# 2001 manual Nissan altima HELP!!!



## Mlolar7 (Jan 29, 2018)

So I was driving down the interstate in 5th gear when I hear a loud bang, I pulled over and first thought it was a blow out look at tire... Nothing. So I try to start and all I hear is loud grinding noise, it will go into first and second but I have to force it. 3rd and forth go into gear from the shifting nob very easily same for 5th gear. Reverse will not budge I hear a clink like two pieces of medal hitting each other when trying to put in reverse with car off. Now when I turn the car on with clutch pushed in I hear no grinding noise but upon releasing It starts to grind. The car WILL NOT MOVE NO MATTER WHAT GEAR I PUT THE NOB IN. I have been doing alot of research but getting different answers from everyone. I bought a new clutch kit but upon figuring out how hard it is to get to it I've given up, hoping the solution to my problem is more simple. Please someone help.


----------



## smj999smj (Jan 1, 2006)

The fact that it occurred while you were driving in gear would suggest that something broke internally in the transmission. Going by your description, it sounds like a transmission failure and not a clutch failure, although it would be a good idea to replace the clutch once the transmission is out.


----------



## Mlolar7 (Jan 29, 2018)

Oh man... Are you sure because that would mean some serious pocket change that I don't have. Alot of people were saying throwout bearing. The car starts fine and runs fine until I let go of the clutch then it grinds. When I put it in gear and turn the wheels while it's jacked up they turn on the otherside slightly but I get the grinding popping sound by the driver front wheel. Seems like the clutch wants to catch its just not being pushed far enough to engage and stall the car. I'm hoping it's not the transmission


----------



## rogoman (Dec 16, 2004)

Your clutch/throwout bearing are not causing the problem. When you have the clutch pedal depressed, the transmission input shaft is not turning while the engine is running so therefore there's no grinding, clinking, etc. Upon releasing the clutch pedal, several internal gears in the transmission attempt to turn causing the noise; probably due to broken teeth.

Sorry my friend but the transmission needs to come out and taken apart to be fixed. In your clutch kit, if there is no throwout bearing, get a new one. Removing the transmission is not an easy task; support the engine at the back under the oil pan with a jack; you've got several harness connectors to unplug; both axle shafts to remove; shift linkage to unhook, etc.

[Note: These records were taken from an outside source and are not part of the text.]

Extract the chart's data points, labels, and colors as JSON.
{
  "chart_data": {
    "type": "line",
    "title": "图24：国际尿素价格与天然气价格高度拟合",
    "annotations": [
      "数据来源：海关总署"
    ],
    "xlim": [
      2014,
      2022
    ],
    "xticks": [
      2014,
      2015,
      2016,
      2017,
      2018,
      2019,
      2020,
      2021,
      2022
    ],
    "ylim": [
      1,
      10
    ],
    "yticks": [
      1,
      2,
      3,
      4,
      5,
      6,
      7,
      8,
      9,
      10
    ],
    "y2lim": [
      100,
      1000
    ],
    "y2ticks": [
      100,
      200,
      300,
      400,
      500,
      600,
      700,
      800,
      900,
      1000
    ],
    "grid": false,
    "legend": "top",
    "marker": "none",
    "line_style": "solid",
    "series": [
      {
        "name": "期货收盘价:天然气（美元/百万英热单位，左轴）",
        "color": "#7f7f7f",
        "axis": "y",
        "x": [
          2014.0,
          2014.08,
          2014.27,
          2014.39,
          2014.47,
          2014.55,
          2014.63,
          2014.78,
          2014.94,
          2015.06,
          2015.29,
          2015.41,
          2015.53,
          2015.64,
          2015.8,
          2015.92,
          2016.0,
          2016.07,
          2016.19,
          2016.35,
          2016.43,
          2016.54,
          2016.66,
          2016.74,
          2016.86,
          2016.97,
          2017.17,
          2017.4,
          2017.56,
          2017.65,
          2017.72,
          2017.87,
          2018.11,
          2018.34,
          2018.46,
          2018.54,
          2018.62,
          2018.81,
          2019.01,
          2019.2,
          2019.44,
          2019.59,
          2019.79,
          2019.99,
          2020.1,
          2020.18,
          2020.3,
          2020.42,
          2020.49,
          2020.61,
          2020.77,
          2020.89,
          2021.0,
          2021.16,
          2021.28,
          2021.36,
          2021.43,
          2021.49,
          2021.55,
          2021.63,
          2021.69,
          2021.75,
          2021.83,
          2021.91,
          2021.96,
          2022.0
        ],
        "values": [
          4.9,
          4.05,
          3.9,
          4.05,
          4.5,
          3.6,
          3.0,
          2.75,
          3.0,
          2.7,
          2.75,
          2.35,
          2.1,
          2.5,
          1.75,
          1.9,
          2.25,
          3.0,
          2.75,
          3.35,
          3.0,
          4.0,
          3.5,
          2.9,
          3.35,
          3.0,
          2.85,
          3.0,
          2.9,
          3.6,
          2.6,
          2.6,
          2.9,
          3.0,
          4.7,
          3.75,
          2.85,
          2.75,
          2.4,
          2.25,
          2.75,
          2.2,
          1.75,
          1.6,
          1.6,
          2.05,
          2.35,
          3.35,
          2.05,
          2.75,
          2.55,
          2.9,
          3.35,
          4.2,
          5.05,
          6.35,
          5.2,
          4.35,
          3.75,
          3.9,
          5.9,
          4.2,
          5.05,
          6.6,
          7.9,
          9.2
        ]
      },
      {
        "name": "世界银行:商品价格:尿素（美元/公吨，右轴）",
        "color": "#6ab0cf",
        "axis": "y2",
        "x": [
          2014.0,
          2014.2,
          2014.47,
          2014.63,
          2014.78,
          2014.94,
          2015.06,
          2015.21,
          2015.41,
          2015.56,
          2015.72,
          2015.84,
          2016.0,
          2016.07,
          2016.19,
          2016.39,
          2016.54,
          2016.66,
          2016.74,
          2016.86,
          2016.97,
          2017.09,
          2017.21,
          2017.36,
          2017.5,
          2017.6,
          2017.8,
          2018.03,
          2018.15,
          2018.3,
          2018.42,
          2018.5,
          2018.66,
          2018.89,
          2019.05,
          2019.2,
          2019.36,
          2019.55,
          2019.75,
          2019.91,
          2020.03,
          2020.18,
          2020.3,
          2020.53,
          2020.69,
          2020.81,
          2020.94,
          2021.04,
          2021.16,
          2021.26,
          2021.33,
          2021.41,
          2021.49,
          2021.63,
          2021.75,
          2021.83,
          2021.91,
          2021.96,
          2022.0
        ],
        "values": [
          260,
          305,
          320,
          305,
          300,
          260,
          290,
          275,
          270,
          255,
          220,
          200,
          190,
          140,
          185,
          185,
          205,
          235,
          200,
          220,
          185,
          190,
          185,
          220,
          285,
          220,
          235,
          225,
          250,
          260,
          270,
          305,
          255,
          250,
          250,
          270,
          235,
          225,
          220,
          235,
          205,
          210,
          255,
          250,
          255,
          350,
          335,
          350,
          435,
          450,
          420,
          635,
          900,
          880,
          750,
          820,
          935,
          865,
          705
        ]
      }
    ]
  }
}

The smart thing to do is take the transmission to a shop that repairs transmissions. If you've never repaired a M/T and want to do yourself, first get a PDF copy of the FSM for your car. There are at least 50 pieces inside the case and they are disassembled/reassembled in a specific order. You need a very clean area in some garage and some special tools.


----------



## smj999smj (Jan 1, 2006)

If there is substantial damage inside, it probably isn't worth rebuilding. Gears, bearings and related parts are expensive and can total up quickly! I would try to find a used transmission; Ebay and Car-part.com are two places to look. One thing you could do is drain the trans oil and inspect it and the magnet on the drain plug for significant signs of metal contamination and/or decent size pieces of hard parts, such as gears, etc. That would confirm that there has been an internal breakdown. 
As far as the R&R of the transmission, it's not what I would call and "easy" job, but it is a lot easier than some cars, like a 2002 and later Altima, for example, which requires dropping the whole subframe and engine/trans assembly. 2001 and earlier Altimas utilize a center crossmember design, so the engine can be left installed while the trans is removed.


----------